Image Credit: Fundamental VR
FundamentalVR’s low-cost simulation education could take the medical field by storm.
For the past 150 years, surgeons across the globe have been trained in a seemingly tried and true manner. Today’s leading medical professionals honed their craft through classroom instruction, cadaver based learning, and observation–rather than participation–in the operating room.
The use of simulations in surgical education has emerged in the last decade, but the costs associated with simulation equipment have prevented the practice from becoming mainstream. By combining virtual reality with cutting edge haptics in just launched software platform Fundamental Surgery,FundamentalVR is attempting to lessen the costs and increase accessibility to hands-on, simulation education for the medical community around the world.
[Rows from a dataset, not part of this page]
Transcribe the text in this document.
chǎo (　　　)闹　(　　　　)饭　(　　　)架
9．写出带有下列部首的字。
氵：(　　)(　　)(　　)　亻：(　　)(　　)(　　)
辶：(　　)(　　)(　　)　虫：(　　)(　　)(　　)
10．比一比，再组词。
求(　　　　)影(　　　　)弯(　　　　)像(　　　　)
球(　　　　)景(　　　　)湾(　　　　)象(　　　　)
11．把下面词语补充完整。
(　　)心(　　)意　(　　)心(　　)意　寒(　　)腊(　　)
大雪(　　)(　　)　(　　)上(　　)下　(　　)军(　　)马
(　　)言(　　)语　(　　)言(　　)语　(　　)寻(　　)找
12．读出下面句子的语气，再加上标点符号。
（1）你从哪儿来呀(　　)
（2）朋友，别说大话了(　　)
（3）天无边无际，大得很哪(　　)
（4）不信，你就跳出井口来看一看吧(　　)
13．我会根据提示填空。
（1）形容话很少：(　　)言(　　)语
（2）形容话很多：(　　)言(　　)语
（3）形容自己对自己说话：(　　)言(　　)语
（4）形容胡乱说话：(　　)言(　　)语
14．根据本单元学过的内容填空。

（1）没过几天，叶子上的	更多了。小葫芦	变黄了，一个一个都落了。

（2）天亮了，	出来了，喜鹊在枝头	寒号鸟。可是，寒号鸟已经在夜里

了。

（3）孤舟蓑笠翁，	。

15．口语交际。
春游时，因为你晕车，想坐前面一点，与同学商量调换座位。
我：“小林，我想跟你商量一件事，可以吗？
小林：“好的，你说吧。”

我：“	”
Each simulation combines visuals, audio, and real time touch to allow users to feel the movement of body tissue as they would in an actual surgical procedure. For advanced training, the system can be programmed to present users with randomized complications such as unexpected bleeding or a decline in the patient’s condition as they might in a real life operating room. Further, the simulation can be used for evaluation of students as it provides performance feedback on technique, procedural accuracy, and patient impact.
Though the technology sounds complex, the simulation requires only a VR headset, haptic arm devices, and a standard laptop or PC to function–eliminating the need for costly, stationery simulation equipment within medical training facilities. The software itself can be purchased at a price lower than the cost of a single cadaver.
“Our mission is to democratize surgical training by placing safe, affordable and authentic simulations within arm’s reach of every surgeon in the world,” said Richard Vincent, founder and CEO of FundamentalVR. “With the help of some of the top minds in medicine, as well some of the most advanced VR and haptic programmers, we have created a solution that can be deployed anywhere – with limited investment – to allow surgeons to learn and hone their skills over and over again in a safe and controlled environment.”